赛后,在接受荷兰媒体采访时,范·弗勒滕泪流满面:“是的……我以为我赢了,我错了。”范·弗勒滕坦诚地说道,奥运会比赛不像职业比赛那样,队员和教练之间可以通过无线电沟通,在完成对4人领骑队的超越后,范·弗勒滕以为剧本就像过去的每次比赛那样。谈到自己最后的冲线举动,范·弗勒滕称自己“感到羞愧”。

铜牌获得者、意大利选手伊丽莎·隆戈·博基尼说:“我以为荷兰队掌握了一切,但最终,有时当你战术玩得太多,你认为你是最强的,你就输了比赛。

安娜·基森霍夫则显得十分安静。

据《欧洲体育》报道,在富士赛道上骑最后一圈时,安娜·基森霍夫明显开始脱力,不过好在,她脱力的速度足够慢,剩下的力气足够支撑她把踏板一圈圈踩完。整场比赛,安娜·基森霍夫没有冲刺,只是安静地骑完了整个旅程。

“我这辈子从来没这么累过,我掏空了自己腿上的每一个细胞。”安娜·基森霍夫赛后接受采访时说道。据欧洲奥运跟踪媒体报道,参加奥运会前,安娜·基森霍夫的梦想是能够赢得预选赛,进入奥运会。“后来我在想,我能不能试试冲击前15名呢?”

安娜·基森霍夫透露,冲线时,她脑子里想的是:“骑完了吗?我还得继续骑吗?”当这位奥地利自行车手意识到她赢得了金牌时,她难以置信地流下了喜悦的泪水。她说:“这不是真的,没有人会相信它。连我自己都不敢相信,即使越过了线,我也不敢相信。

安娜·基森霍夫在推特上庆祝自己获得奥运会冠军

这位博士后研究员,没有教练、没有队友、没有团队,自订训练计划、自行规划战术、成为职业选手才3年,一路孤独地骑完了147公里,战胜高温,获得金牌。 

有眼尖的北美解说员指出,安娜·基森霍夫在比赛中的补给次数相对她保持的速度而言太少了,说明她的后勤保障团队与其他参赛者有明显的差距。安娜·基森霍夫对此解释道:“作为一名数学家,你习惯于独自解决问题,我对待自行车也是这样。

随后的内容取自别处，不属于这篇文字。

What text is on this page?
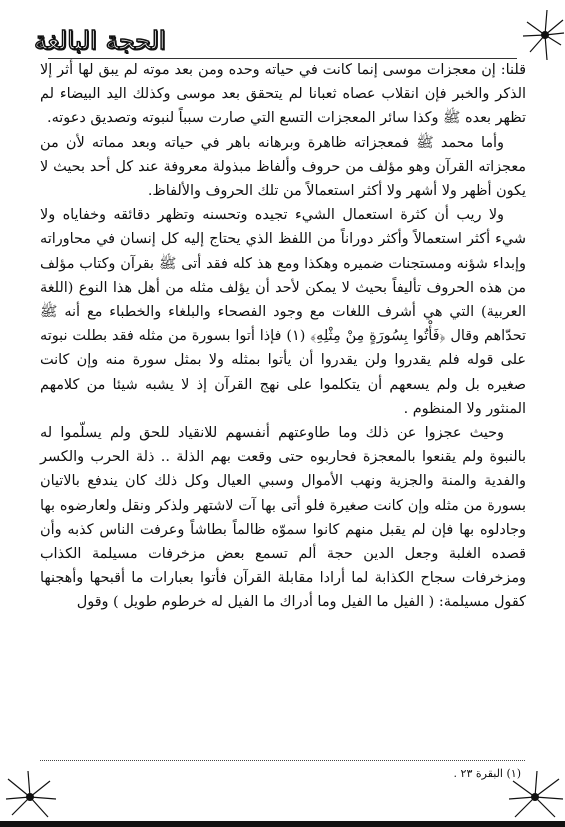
الحجة البالغة

قلنا: إن معجزات موسى إنما كانت في حياته وحده ومن بعد موته لم يبق لها أثر إلا الذكر والخبر فإن انقلاب عصاه ثعبانا لم يتحقق بعد موسى وكذلك اليد البيضاء لم تظهر بعده ﷺ وكذا سائر المعجزات التسع التي صارت سبباً لنبوته وتصديق دعوته.

وأما محمد ﷺ فمعجزاته ظاهرة وبرهانه باهر في حياته وبعد مماته لأن من معجزاته القرآن وهو مؤلف من حروف وألفاظ مبذولة معروفة عند كل أحد بحيث لا يكون أظهر ولا أشهر ولا أكثر استعمالاً من تلك الحروف والألفاظ.

ولا ريب أن كثرة استعمال الشيء تجيده وتحسنه وتظهر دقائقه وخفاياه ولا شيء أكثر استعمالاً وأكثر دوراناً من اللفظ الذي يحتاج إليه كل إنسان في محاوراته وإبداء شؤنه ومستجنات ضميره وهكذا ومع هذ كله فقد أتى ﷺ بقرآن وكتاب مؤلف من هذه الحروف تأليفاً بحيث لا يمكن لأحد أن يؤلف مثله من أهل هذا النوع (اللغة العربية) التي هي أشرف اللغات مع وجود الفصحاء والبلغاء والخطباء مع أنه ﷺ تحدّاهم وقال ﴿فَأْتُوا بِسُورَةٍ مِنْ مِثْلِهِ﴾ (١) فإذا أتوا بسورة من مثله فقد بطلت نبوته على قوله فلم يقدروا ولن يقدروا أن يأتوا بمثله ولا بمثل سورة منه وإن كانت صغيره بل ولم يسعهم أن يتكلموا على نهج القرآن إذ لا يشبه شيئا من كلامهم المنثور ولا المنظوم .

وحيث عجزوا عن ذلك وما طاوعتهم أنفسهم للانقياد للحق ولم يسلّموا له بالنبوة ولم يقنعوا بالمعجزة فحاربوه حتى وقعت بهم الذلة .. ذلة الحرب والكسر والفدية والمنة والجزية ونهب الأموال وسبي العيال وكل ذلك كان يندفع بالاتيان بسورة من مثله وإن كانت صغيرة فلو أتى بها آت لاشتهر ولذكر ونقل ولعارضوه بها وجادلوه بها فإن لم يقبل منهم كانوا سموّه ظالماً بطاشاً وعرفت الناس كذبه وأن قصده الغلبة وجعل الدين حجة ألم تسمع بعض مزخرفات مسيلمة الكذاب ومزخرفات سجاح الكذابة لما أرادا مقابلة القرآن فأتوا بعبارات ما أقبحها وأهجنها كقول مسيلمة: ( الفيل ما الفيل وما أدراك ما الفيل له خرطوم طويل ) وقول

(١) البقرة ٢٣ .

”

孤独训练的安娜·基森霍夫

安娜·基森霍夫在剑桥大学获得了数学硕士学位,在西班牙加泰罗尼亚理工大学获得了应用数学博士学位。目前,她正在阿尔卑斯山脚下、日内瓦湖畔的洛桑联邦理工学院做博士后研究员。洛桑联邦理工学院与大名鼎鼎的苏黎世联邦理工学院是姐妹机构。

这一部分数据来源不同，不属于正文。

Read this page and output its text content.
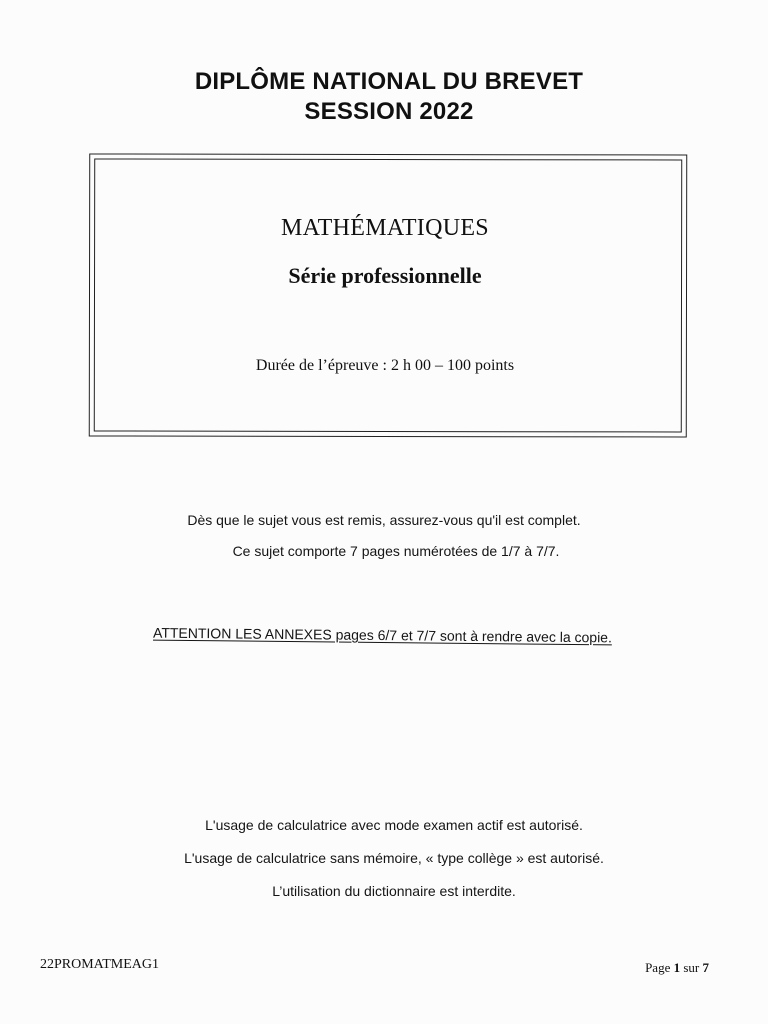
DIPLÔME NATIONAL DU BREVET
SESSION 2022
MATHÉMATIQUES
Série professionnelle
Durée de l’épreuve : 2 h 00 – 100 points
Dès que le sujet vous est remis, assurez-vous qu'il est complet.
Ce sujet comporte 7 pages numérotées de 1/7 à 7/7.
ATTENTION LES ANNEXES pages 6/7 et 7/7 sont à rendre avec la copie.
L'usage de calculatrice avec mode examen actif est autorisé.
L'usage de calculatrice sans mémoire, « type collège » est autorisé.
L’utilisation du dictionnaire est interdite.
22PROMATMEAG1	Page 1 sur 7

在接受CNN体育频道总监采访时,安娜·基森霍夫说:“许多骑自行车的人,她们有教练,有营养师,有为他们计划比赛的人。但所有这些都是我自己做。”来东京一个月前,安娜在推特上上传了自己为应对东京高温设计的训练计划。

像安娜·基森霍夫这样,因为热爱投身运动,最后走向奥运的人在欧洲并不少见。银牌获得者、女子速度之王范·弗勒滕也是瓦赫宁根大学流行病学硕士学位获得者。

安娜·基森霍夫骄傲地说,她的学生们都会在谷歌上搜索自己的名字。她很期待,下个学期将在讲堂上和大家分享获得奥运冠军的经历。